Commentary: Sports Man therapy for tough times
I envy Sports Man. He can rise above his own problems by focusing on the triumphs or setbacks of The Team.
Last October, the stock market was tanking and so was Sports Man's beloved Red Sox. Did Sports Man worry that his dreams of easy living were being dashed on the shoals of a stormy Dow? He did not. He was fixated on the Sox drama, and that crowded out depressing thoughts that he might never ever retire.
Psychologists specializing in cognitive therapy have long urged patients to do what Sports Man does naturally. The late Richard Wenzlaff, a University of Texas psychologist, conducted studies in the '80s showing the good uses of such distraction.
"The problem in depressed people is that they ruminate on their negative thoughts, which evoke a worse mood and which in turn primes more negative thoughts," Wenzlaff told science writer Daniel Goleman, who included the professor's findings in his book "Emotional Intelligence." The way to end this cycle is to move patients' attention to situations they enjoy -- "sporting events," for instance.
Sports Man has no trouble moving his attention to sporting events. Thus, whatever the economy does on the last week of January makes no impression on him: That is when he prepares for the holiest day of the Sports Man calendar, Super Bowl Sunday.
"You don't want to go into the game like a virgin, so to speak," he explains. "You want a sense of what to look for in the strategy, offensively and defensively, of the two teams. You want to know the players." Since there are 45 men on each team, he has a lot of players to know.

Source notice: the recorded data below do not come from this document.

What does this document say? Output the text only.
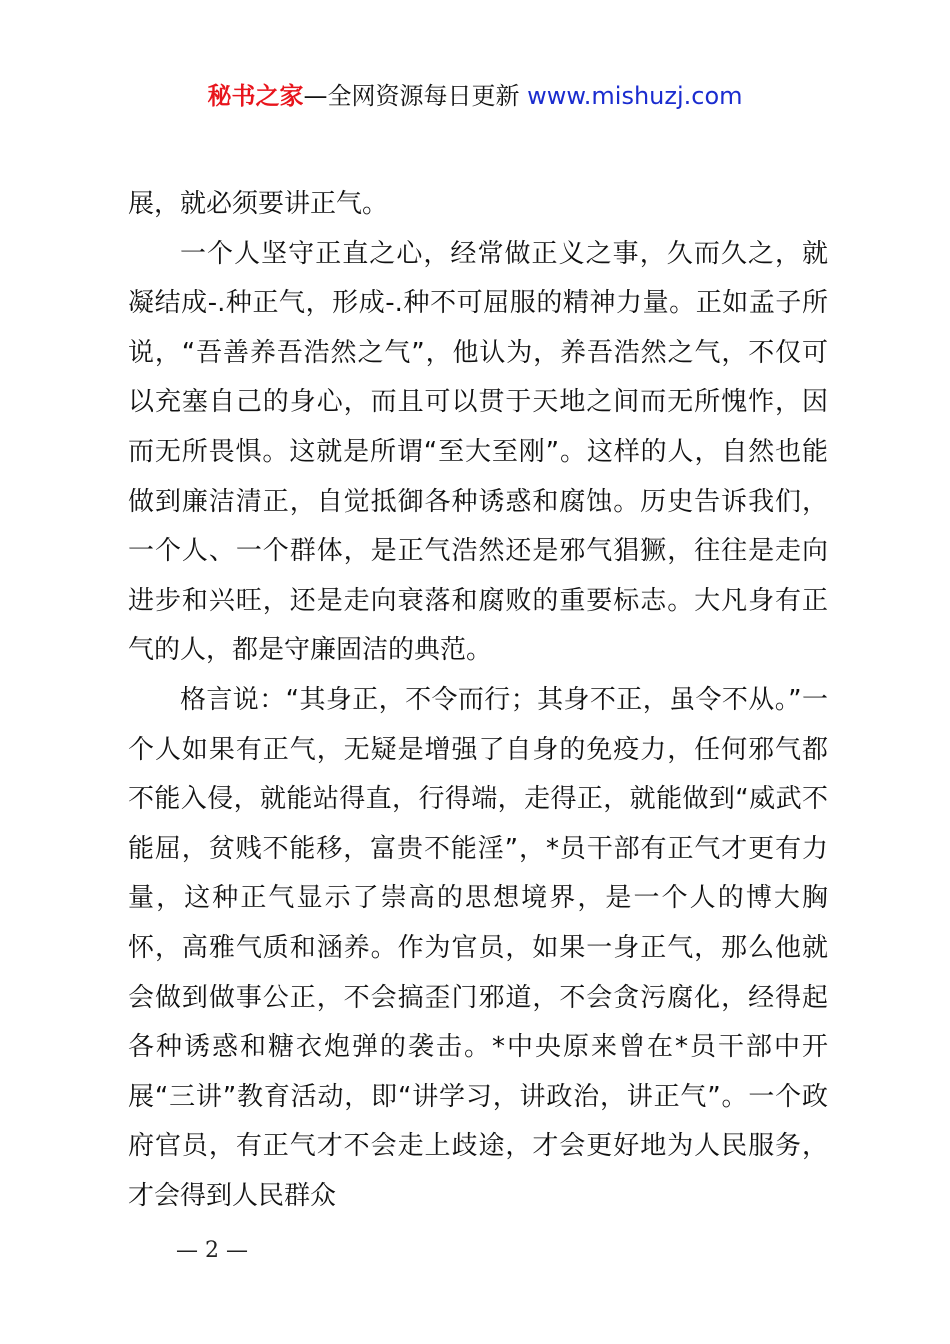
秘书之家—全网资源每日更新 www.mishuzj.com

展，就必须要讲正气。

一个人坚守正直之心，经常做正义之事，久而久之，就凝结成-.种正气，形成-.种不可屈服的精神力量。正如孟子所说，“吾善养吾浩然之气”，他认为，养吾浩然之气，不仅可以充塞自己的身心，而且可以贯于天地之间而无所愧怍，因而无所畏惧。这就是所谓“至大至刚”。这样的人，自然也能做到廉洁清正，自觉抵御各种诱惑和腐蚀。历史告诉我们，一个人、一个群体，是正气浩然还是邪气猖獗，往往是走向进步和兴旺，还是走向衰落和腐败的重要标志。大凡身有正气的人，都是守廉固洁的典范。

格言说：“其身正，不令而行；其身不正，虽令不从。”一个人如果有正气，无疑是增强了自身的免疫力，任何邪气都不能入侵，就能站得直，行得端，走得正，就能做到“威武不能屈，贫贱不能移，富贵不能淫”，*员干部有正气才更有力量，这种正气显示了崇高的思想境界，是一个人的博大胸怀，高雅气质和涵养。作为官员，如果一身正气，那么他就会做到做事公正，不会搞歪门邪道，不会贪污腐化，经得起各种诱惑和糖衣炮弹的袭击。*中央原来曾在*员干部中开展“三讲”教育活动，即“讲学习，讲政治，讲正气”。一个政府官员，有正气才不会走上歧途，才会更好地为人民服务，才会得到人民群众

— 2 —
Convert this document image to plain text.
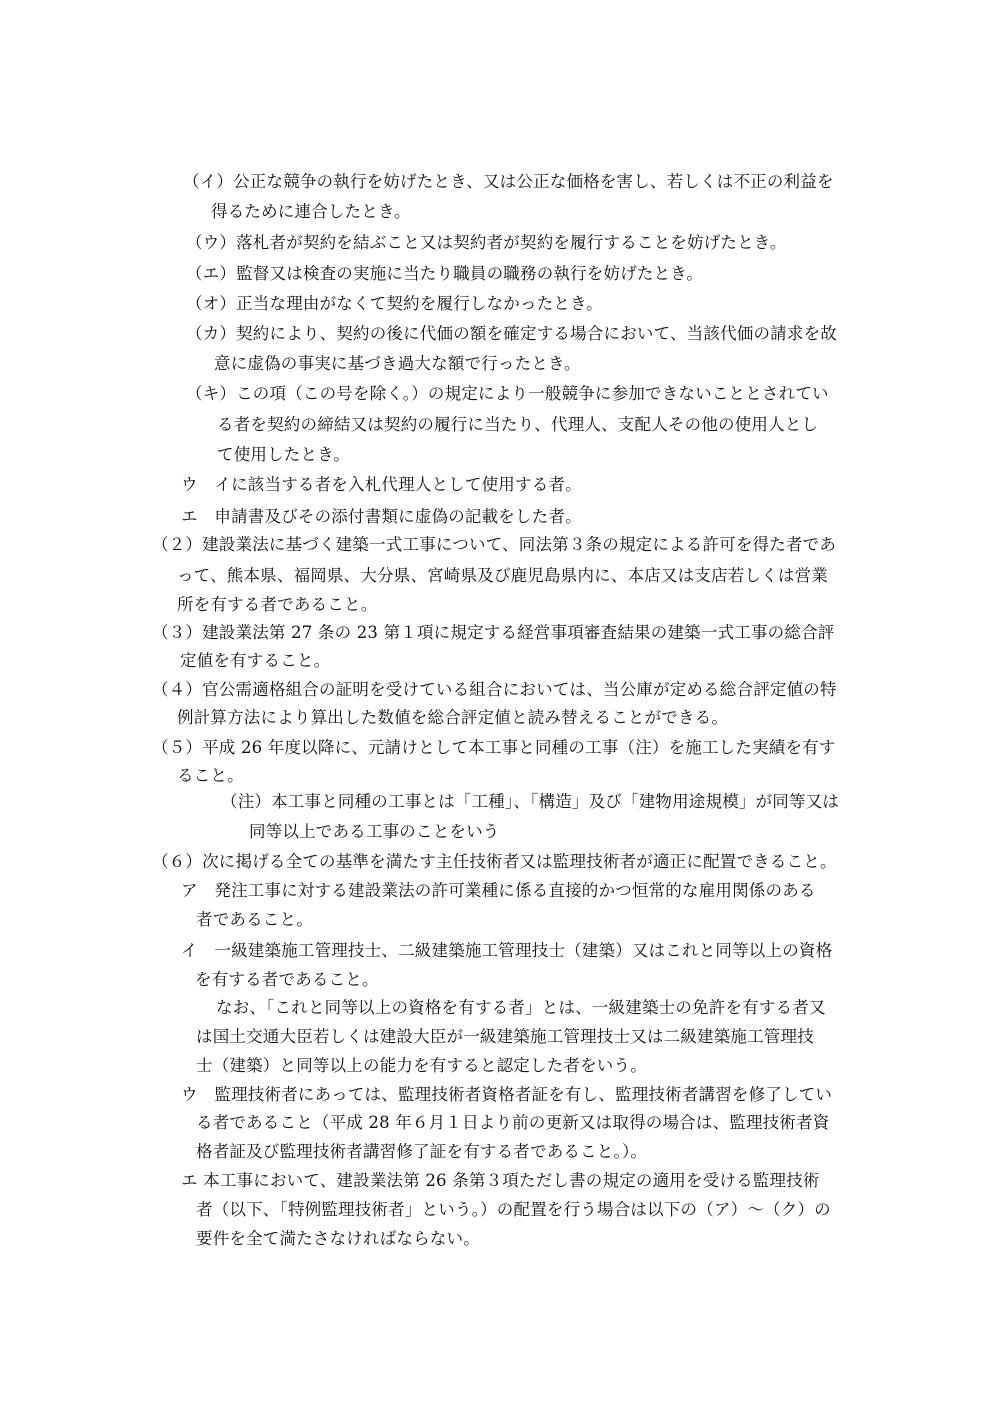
（イ）公正な競争の執行を妨げたとき、又は公正な価格を害し、若しくは不正の利益を
得るために連合したとき。
（ウ）落札者が契約を結ぶこと又は契約者が契約を履行することを妨げたとき。
（エ）監督又は検査の実施に当たり職員の職務の執行を妨げたとき。
（オ）正当な理由がなくて契約を履行しなかったとき。
（カ）契約により、契約の後に代価の額を確定する場合において、当該代価の請求を故
意に虚偽の事実に基づき過大な額で行ったとき。
（キ）この項（この号を除く。）の規定により一般競争に参加できないこととされてい
る者を契約の締結又は契約の履行に当たり、代理人、支配人その他の使用人とし
て使用したとき。
ウ　イに該当する者を入札代理人として使用する者。
エ　申請書及びその添付書類に虚偽の記載をした者。
（２）建設業法に基づく建築一式工事について、同法第３条の規定による許可を得た者であ
って、熊本県、福岡県、大分県、宮崎県及び鹿児島県内に、本店又は支店若しくは営業
所を有する者であること。
（３）建設業法第 27 条の 23 第１項に規定する経営事項審査結果の建築一式工事の総合評
定値を有すること。
（４）官公需適格組合の証明を受けている組合においては、当公庫が定める総合評定値の特
例計算方法により算出した数値を総合評定値と読み替えることができる。
（５）平成 26 年度以降に、元請けとして本工事と同種の工事（注）を施工した実績を有す
ること。
（注）本工事と同種の工事とは「工種」、「構造」及び「建物用途規模」が同等又は
同等以上である工事のことをいう
（６）次に掲げる全ての基準を満たす主任技術者又は監理技術者が適正に配置できること。
ア　発注工事に対する建設業法の許可業種に係る直接的かつ恒常的な雇用関係のある
者であること。
イ　一級建築施工管理技士、二級建築施工管理技士（建築）又はこれと同等以上の資格
を有する者であること。
なお、「これと同等以上の資格を有する者」とは、一級建築士の免許を有する者又
は国土交通大臣若しくは建設大臣が一級建築施工管理技士又は二級建築施工管理技
士（建築）と同等以上の能力を有すると認定した者をいう。
ウ　監理技術者にあっては、監理技術者資格者証を有し、監理技術者講習を修了してい
る者であること（平成 28 年６月１日より前の更新又は取得の場合は、監理技術者資
格者証及び監理技術者講習修了証を有する者であること。）。
エ 本工事において、建設業法第 26 条第３項ただし書の規定の適用を受ける監理技術
者（以下、「特例監理技術者」という。）の配置を行う場合は以下の（ア）～（ク）の
要件を全て満たさなければならない。
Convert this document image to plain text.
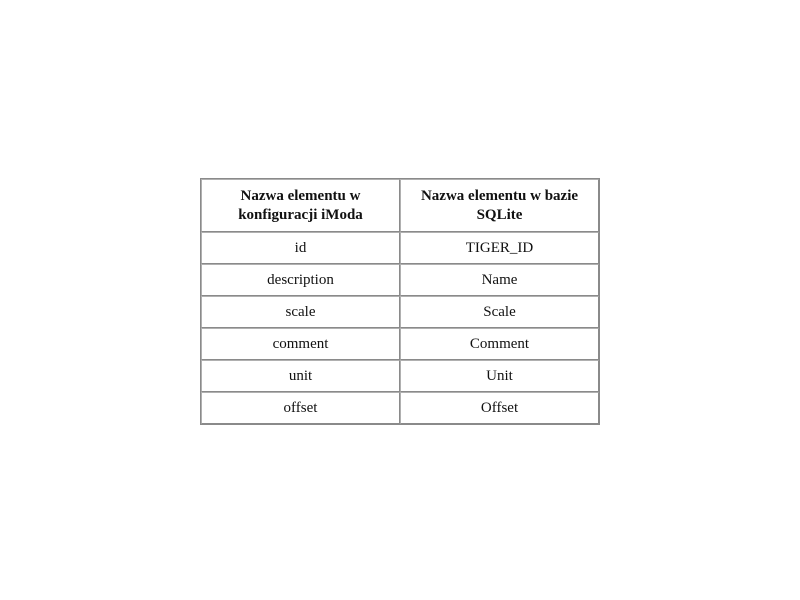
Nazwa elementu w konfiguracji iModa	Nazwa elementu w bazie SQLite
id	TIGER_ID
description	Name
scale	Scale
comment	Comment
unit	Unit
offset	Offset
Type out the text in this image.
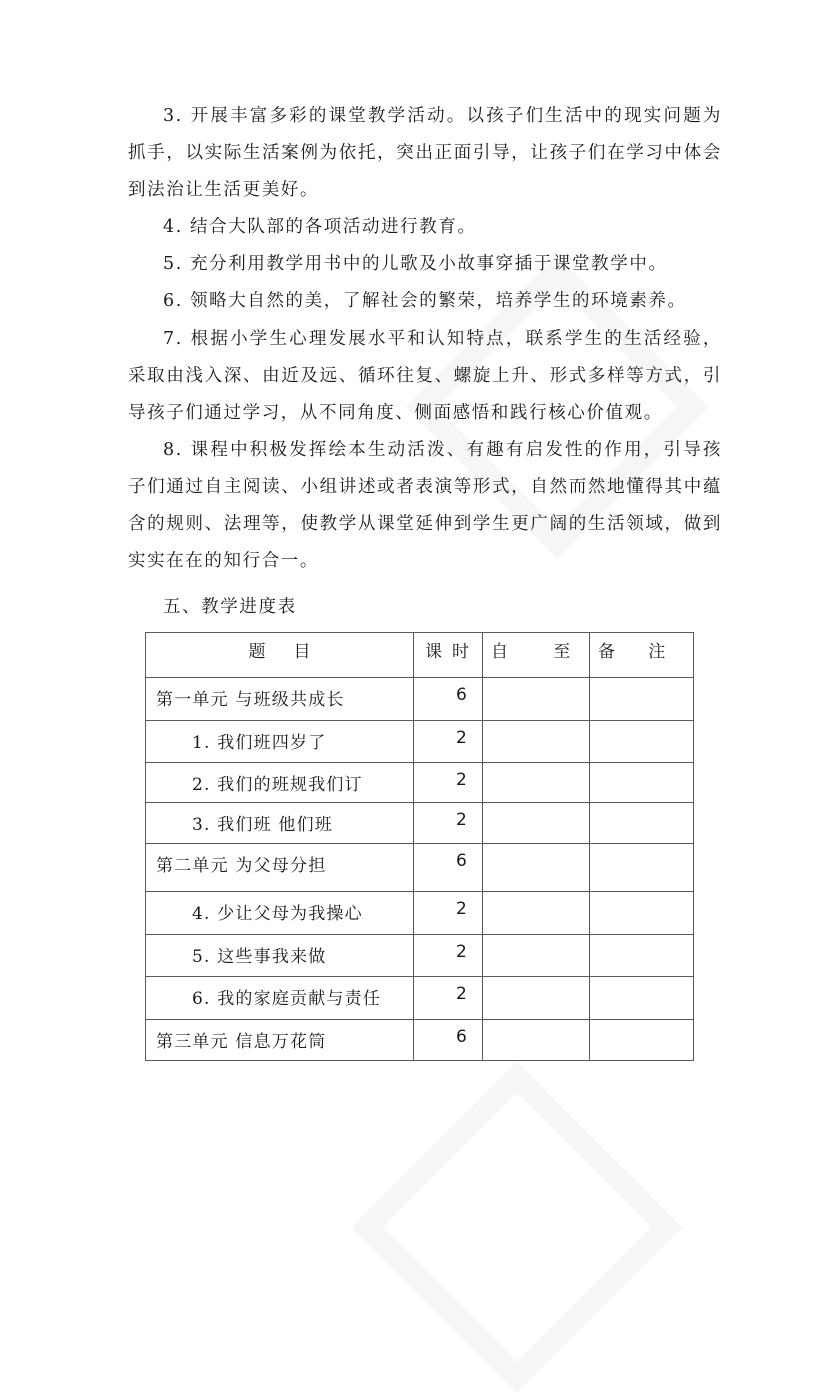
3. 开展丰富多彩的课堂教学活动。以孩子们生活中的现实问题为抓手，以实际生活案例为依托，突出正面引导，让孩子们在学习中体会到法治让生活更美好。

4. 结合大队部的各项活动进行教育。

5. 充分利用教学用书中的儿歌及小故事穿插于课堂教学中。

6. 领略大自然的美，了解社会的繁荣，培养学生的环境素养。

7. 根据小学生心理发展水平和认知特点，联系学生的生活经验，采取由浅入深、由近及远、循环往复、螺旋上升、形式多样等方式，引导孩子们通过学习，从不同角度、侧面感悟和践行核心价值观。

8. 课程中积极发挥绘本生动活泼、有趣有启发性的作用，引导孩子们通过自主阅读、小组讲述或者表演等形式，自然而然地懂得其中蕴含的规则、法理等，使教学从课堂延伸到学生更广阔的生活领域，做到实实在在的知行合一。

五、教学进度表

题目	课时	自 至	备 注
第一单元 与班级共成长	6		
1. 我们班四岁了	2		
2. 我们的班规我们订	2		
3. 我们班 他们班	2		
第二单元 为父母分担	6		
4. 少让父母为我操心	2		
5. 这些事我来做	2		
6. 我的家庭贡献与责任	2		
第三单元 信息万花筒	6		
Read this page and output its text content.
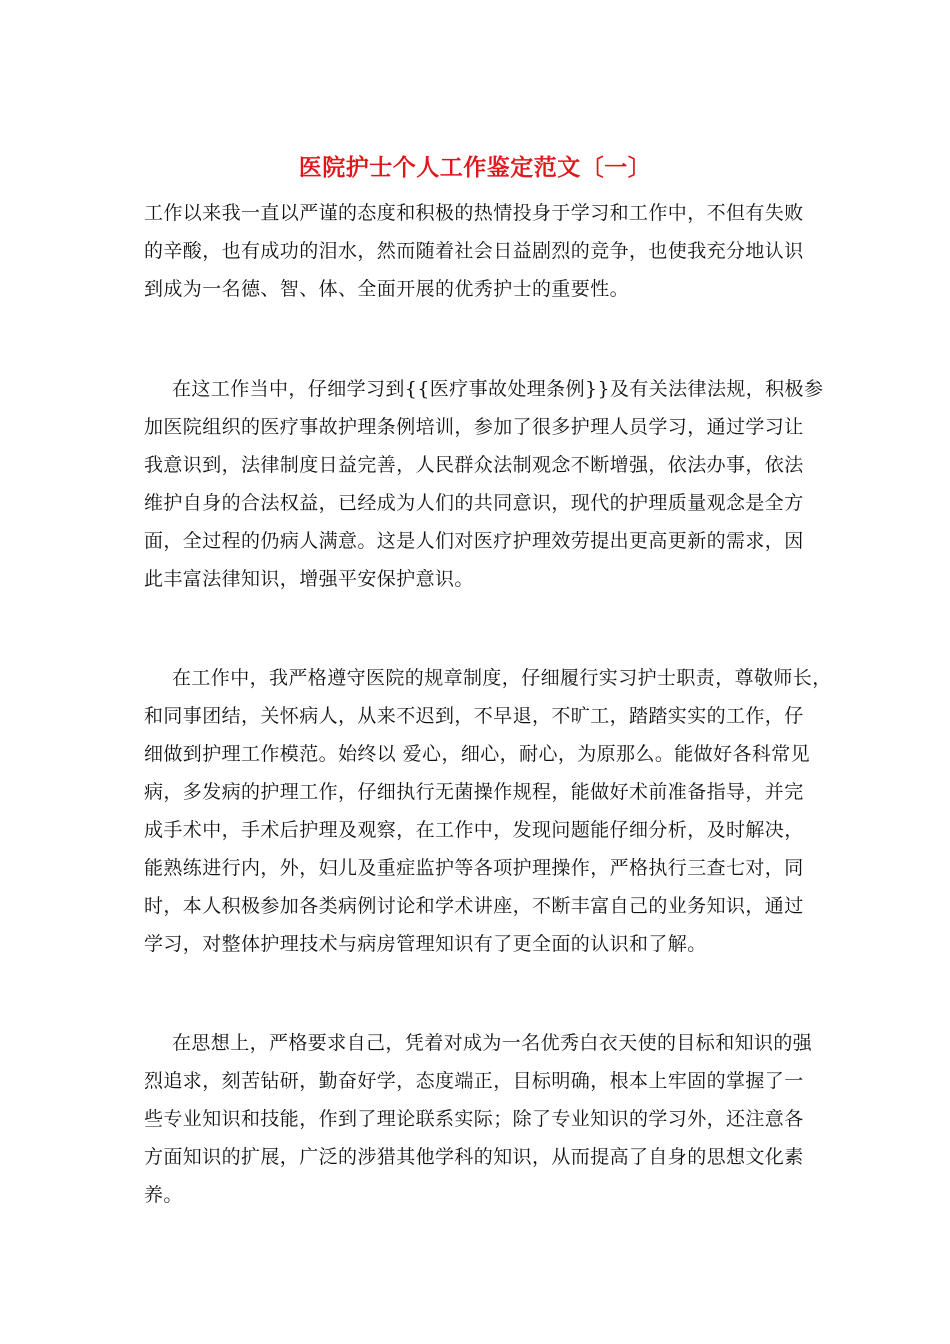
医院护士个人工作鉴定范文〔一〕
工作以来我一直以严谨的态度和积极的热情投身于学习和工作中，不但有失败
的辛酸，也有成功的泪水，然而随着社会日益剧烈的竞争，也使我充分地认识
到成为一名德、智、体、全面开展的优秀护士的重要性。
在这工作当中，仔细学习到{{医疗事故处理条例}}及有关法律法规，积极参
加医院组织的医疗事故护理条例培训，参加了很多护理人员学习，通过学习让
我意识到，法律制度日益完善，人民群众法制观念不断增强，依法办事，依法
维护自身的合法权益，已经成为人们的共同意识，现代的护理质量观念是全方
面，全过程的仍病人满意。这是人们对医疗护理效劳提出更高更新的需求，因
此丰富法律知识，增强平安保护意识。
在工作中，我严格遵守医院的规章制度，仔细履行实习护士职责，尊敬师长，
和同事团结，关怀病人，从来不迟到，不早退，不旷工，踏踏实实的工作，仔
细做到护理工作模范。始终以 爱心，细心，耐心，为原那么。能做好各科常见
病，多发病的护理工作，仔细执行无菌操作规程，能做好术前准备指导，并完
成手术中，手术后护理及观察，在工作中，发现问题能仔细分析，及时解决，
能熟练进行内，外，妇儿及重症监护等各项护理操作，严格执行三查七对，同
时，本人积极参加各类病例讨论和学术讲座，不断丰富自己的业务知识，通过
学习，对整体护理技术与病房管理知识有了更全面的认识和了解。
在思想上，严格要求自己，凭着对成为一名优秀白衣天使的目标和知识的强
烈追求，刻苦钻研，勤奋好学，态度端正，目标明确，根本上牢固的掌握了一
些专业知识和技能，作到了理论联系实际；除了专业知识的学习外，还注意各
方面知识的扩展，广泛的涉猎其他学科的知识，从而提高了自身的思想文化素
养。
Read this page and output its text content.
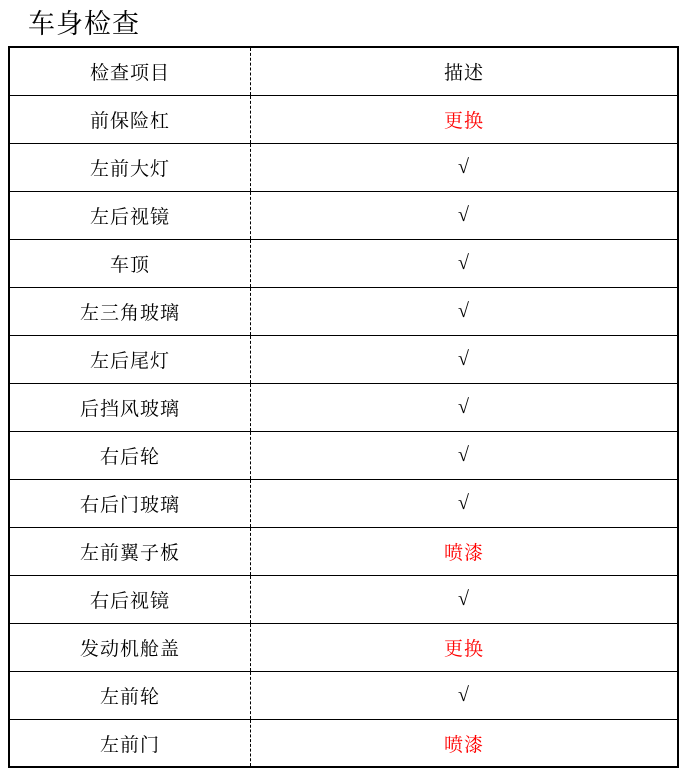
车身检查
检查项目	描述
前保险杠	更换
左前大灯	√
左后视镜	√
车顶	√
左三角玻璃	√
左后尾灯	√
后挡风玻璃	√
右后轮	√
右后门玻璃	√
左前翼子板	喷漆
右后视镜	√
发动机舱盖	更换
左前轮	√
左前门	喷漆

Sports Man can find the sports angle in anything. He perked up when a panelist on "Meet the Press" mentioned former Secretary of State George Schultz. "Biggest calves in the Ivy League," Sports Man observed. Wha? Schultz had been a blocking back for Princeton University.
Now any ignoramus can bandy about sports terms applied to politics. A losing candidate's bold move is a "Hail Mary pass" -- or "throwing long." After the debate, the candidate does or does not "hit it out of the park." After a political primary, the leading contender has or has not "delivered a knockout punch."
Sports Man thinks in more complicated metaphors. The politician itching to make a salient point is "like a designated hitter who's been under the stadium swinging at fastballs from a pitching machine."
Doc, a question: Suppose Sports Man can't distinguish between his problems and those of The Team. In other words, what's the point of shifting attention from one's real woes to The Team's if Sports Man sees The Team's losses as his own personal tragedy?
Sports Man has a way out: No matter how well or poorly the team does, its ranking snaps back to zero at the end of the season. There's a total rebirth of hope.
The Dow Jones Industrial Average doesn't work that way. There's no automatic reset back to the glory days or even the beginning of the previous year. The Dow didn't return to its pre-1929 crash levels for over two decades.
"Life's like a ball game," goes a line in the 1945 thriller "Detour." "You gotta take a swing at whatever comes along before you find it's the ninth inning."
For Sports Man, however, life is not like a ball game. It is a ball game. And I've got to tell you, there's something to be said for a worldview in which, no matter what happens, the scorecard resets to zero at the end of the season -- and you start anew.